Humus is the single most important determinant of success in high production agriculture. It seems a remarkable stroke of luck that we are destined to be paid to increase our profitability via payment for sequestration of soil carbon.

Several years back the National Bank researched the reason for so many failed loans in the rural sector. In a study involving several hundred properties in the Hillston region of NSW, they were seeking to determine the key criteria for financial success when embarking on a new venture. Researchers found that soil carbon was the key to business success and they went as far as to link levels of organic matter to farm value. If one property featured soils with 1.4% organic matter and another had soils averaging 1.6%, then that extra 0.2% increased land value accordingly and it was suggested that future loans should be evaluated on the basis of carbon based productive potential.

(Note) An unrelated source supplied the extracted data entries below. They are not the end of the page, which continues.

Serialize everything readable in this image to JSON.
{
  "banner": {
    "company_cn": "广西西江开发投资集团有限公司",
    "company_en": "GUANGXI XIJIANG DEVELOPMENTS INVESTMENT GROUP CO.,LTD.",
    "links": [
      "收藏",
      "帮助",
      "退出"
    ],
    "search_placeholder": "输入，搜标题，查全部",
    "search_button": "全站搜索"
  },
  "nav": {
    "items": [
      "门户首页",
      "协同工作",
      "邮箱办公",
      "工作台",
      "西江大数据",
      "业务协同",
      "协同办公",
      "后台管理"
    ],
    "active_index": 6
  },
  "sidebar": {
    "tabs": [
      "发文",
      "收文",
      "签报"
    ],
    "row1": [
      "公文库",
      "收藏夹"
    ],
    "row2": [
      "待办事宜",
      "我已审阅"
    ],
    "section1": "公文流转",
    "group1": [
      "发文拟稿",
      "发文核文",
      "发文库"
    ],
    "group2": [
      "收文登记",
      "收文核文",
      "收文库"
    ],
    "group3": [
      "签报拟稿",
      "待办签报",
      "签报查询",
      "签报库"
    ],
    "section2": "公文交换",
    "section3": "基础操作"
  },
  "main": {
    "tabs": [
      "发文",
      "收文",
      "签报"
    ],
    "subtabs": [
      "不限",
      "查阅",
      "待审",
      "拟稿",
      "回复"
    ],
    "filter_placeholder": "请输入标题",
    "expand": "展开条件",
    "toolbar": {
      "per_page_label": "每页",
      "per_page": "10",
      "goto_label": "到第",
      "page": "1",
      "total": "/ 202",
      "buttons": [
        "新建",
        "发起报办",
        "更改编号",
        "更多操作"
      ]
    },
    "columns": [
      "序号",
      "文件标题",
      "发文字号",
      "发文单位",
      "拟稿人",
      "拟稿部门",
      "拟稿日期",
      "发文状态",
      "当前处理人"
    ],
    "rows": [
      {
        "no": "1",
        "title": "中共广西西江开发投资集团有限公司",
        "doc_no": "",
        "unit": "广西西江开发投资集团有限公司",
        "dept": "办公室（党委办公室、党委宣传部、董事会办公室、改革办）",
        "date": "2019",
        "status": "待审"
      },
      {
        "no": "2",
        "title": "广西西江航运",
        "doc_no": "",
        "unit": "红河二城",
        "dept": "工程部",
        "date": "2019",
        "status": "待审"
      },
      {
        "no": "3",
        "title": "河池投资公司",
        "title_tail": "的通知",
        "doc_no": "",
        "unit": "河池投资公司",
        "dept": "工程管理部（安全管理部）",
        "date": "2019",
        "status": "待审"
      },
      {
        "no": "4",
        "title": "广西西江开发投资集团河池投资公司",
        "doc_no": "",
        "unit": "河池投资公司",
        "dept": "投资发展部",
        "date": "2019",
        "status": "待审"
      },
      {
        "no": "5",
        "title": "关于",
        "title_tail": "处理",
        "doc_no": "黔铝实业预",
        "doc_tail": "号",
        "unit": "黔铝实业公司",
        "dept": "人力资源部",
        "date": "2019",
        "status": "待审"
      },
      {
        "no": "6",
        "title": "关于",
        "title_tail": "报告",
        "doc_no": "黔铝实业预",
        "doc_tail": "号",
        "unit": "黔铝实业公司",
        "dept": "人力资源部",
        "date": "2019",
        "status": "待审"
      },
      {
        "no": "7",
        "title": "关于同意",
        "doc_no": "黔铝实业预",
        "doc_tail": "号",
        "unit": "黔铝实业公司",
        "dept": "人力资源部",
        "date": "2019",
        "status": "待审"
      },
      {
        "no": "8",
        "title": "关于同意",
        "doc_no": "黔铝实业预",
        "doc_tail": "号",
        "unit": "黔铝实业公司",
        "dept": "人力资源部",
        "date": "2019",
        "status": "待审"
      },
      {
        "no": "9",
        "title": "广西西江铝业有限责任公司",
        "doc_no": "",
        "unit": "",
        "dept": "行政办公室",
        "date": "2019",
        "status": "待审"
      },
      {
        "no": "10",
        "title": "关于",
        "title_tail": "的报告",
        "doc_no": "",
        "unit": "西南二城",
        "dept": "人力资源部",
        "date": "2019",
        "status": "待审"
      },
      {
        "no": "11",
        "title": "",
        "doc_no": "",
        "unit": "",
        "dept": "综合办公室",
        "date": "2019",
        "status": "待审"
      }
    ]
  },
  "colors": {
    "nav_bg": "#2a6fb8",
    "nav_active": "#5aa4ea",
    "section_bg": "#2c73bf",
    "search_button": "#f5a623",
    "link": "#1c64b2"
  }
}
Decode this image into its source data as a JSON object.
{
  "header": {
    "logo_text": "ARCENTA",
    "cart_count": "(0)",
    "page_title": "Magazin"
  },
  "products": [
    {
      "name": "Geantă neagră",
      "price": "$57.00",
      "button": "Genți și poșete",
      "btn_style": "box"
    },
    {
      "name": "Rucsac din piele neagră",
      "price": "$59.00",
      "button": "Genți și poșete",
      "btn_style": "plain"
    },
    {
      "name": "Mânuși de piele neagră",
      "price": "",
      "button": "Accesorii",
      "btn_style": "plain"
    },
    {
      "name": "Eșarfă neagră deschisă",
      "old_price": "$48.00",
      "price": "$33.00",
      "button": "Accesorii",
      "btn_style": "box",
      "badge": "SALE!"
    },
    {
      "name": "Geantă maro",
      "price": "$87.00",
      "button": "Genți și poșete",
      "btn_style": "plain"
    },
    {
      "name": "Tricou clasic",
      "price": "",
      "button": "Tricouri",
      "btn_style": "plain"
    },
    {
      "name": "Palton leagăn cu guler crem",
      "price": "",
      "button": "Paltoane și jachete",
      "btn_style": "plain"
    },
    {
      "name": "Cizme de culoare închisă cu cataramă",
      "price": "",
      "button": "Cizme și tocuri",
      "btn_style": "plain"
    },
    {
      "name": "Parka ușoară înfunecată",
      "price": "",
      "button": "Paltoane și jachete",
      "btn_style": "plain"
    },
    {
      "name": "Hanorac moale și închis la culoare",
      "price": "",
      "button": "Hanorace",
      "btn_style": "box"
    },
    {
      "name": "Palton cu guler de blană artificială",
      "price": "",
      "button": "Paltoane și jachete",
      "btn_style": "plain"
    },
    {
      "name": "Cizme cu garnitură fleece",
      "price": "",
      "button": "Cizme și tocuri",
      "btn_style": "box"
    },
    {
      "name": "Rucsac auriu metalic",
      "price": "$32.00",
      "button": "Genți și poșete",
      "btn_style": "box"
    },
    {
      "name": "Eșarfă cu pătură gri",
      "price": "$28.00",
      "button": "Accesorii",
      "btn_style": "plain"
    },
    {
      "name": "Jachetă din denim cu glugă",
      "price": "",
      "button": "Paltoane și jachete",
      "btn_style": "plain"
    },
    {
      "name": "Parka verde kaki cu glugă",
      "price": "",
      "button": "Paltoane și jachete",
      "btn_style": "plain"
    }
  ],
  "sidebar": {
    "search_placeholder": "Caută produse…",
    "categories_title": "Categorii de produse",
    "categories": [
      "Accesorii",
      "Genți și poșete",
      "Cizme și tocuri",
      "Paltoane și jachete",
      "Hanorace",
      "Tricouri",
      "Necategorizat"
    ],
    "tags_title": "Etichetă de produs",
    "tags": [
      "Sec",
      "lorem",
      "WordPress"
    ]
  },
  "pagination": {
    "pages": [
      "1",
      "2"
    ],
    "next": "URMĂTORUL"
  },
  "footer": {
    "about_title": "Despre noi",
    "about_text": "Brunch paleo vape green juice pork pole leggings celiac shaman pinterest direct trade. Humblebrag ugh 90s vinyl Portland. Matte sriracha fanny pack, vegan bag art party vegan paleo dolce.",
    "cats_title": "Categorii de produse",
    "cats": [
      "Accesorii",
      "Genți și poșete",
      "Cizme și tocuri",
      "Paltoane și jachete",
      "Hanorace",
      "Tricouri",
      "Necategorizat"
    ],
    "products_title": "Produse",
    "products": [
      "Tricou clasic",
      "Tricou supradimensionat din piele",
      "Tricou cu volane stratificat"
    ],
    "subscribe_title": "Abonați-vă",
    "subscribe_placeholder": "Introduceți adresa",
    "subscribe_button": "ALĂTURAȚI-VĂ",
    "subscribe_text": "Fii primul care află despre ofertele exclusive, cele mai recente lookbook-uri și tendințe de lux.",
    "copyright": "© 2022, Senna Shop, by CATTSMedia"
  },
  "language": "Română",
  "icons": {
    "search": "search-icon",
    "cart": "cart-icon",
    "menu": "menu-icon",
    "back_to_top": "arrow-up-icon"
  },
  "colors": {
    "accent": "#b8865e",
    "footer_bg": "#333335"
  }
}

The benefits of organic matter are manyfold. Water is an increasingly scarce resource and it is so much more effective to store water in humus (which holds its own weight in moisture) than in dams where evaporation is massive and there is a significant carbon footprint in delivering the water to the crop.

Good humus levels are the manifestation of a healthy microbial workforce. In the ultimate example of “give and you shall receive”, the plant produces glucose via photosynthesis and gives away 30% of its total production to the army surrounding the roots. It is these invisible workers who fix nitrogen from the atmosphere, solubilise locked up phosphate in our soils and protect the crop from disease. These creatures deliver minerals to the plant and they exude an ongoing supply of plant growth hormones in return for the sugars the plant roots provide them.

Building Humus

The Rodale Institute in the US have researched carbon-building for the past 20 years. They have shown that a combination of minimum-till, compost and cover crops can steadily build soil carbon. They are behind the suggestion that there should be a payment of US$250 per hectare for every 0.15% increase in organic matter. I believe that there are two other key humus building strategies and they include the use of microbial inoculums and the utilisation of humates.

Soil-life analysis around the globe reveals that most soils are lacking cellulose digesting fungi and these are some of the creatures responsible for creating the stable, long term carbon that is so desperately required. It is so ridiculously simple and inexpensive to “brew” these creatures and reintroduce them to the soil.

Similarly we have seen remarkable results with the use of humates to trigger humus building. Raw humates, in the form of particular types of brown coal, applied at 500 kg per hectare can serve as a powerhouse stimulant. Similarly, soluble humic acid granules applied at rates ranging from just 5 kg to 20 kg per hectare also offer a potent humus-building response.

The chief reason for the effectiveness of humic acid, in this context, relates to the fact that it is such an amazing food for cellulose-digesting fungi. However, humates impact every aspect of carbon catching, including the improvement of soil structure (for gas exchange), enhanced mineral delivery to the plant (for enhanced photosynthesis), increased moisture retention and the buffering of salt fertilisers that compromise the carbon builders.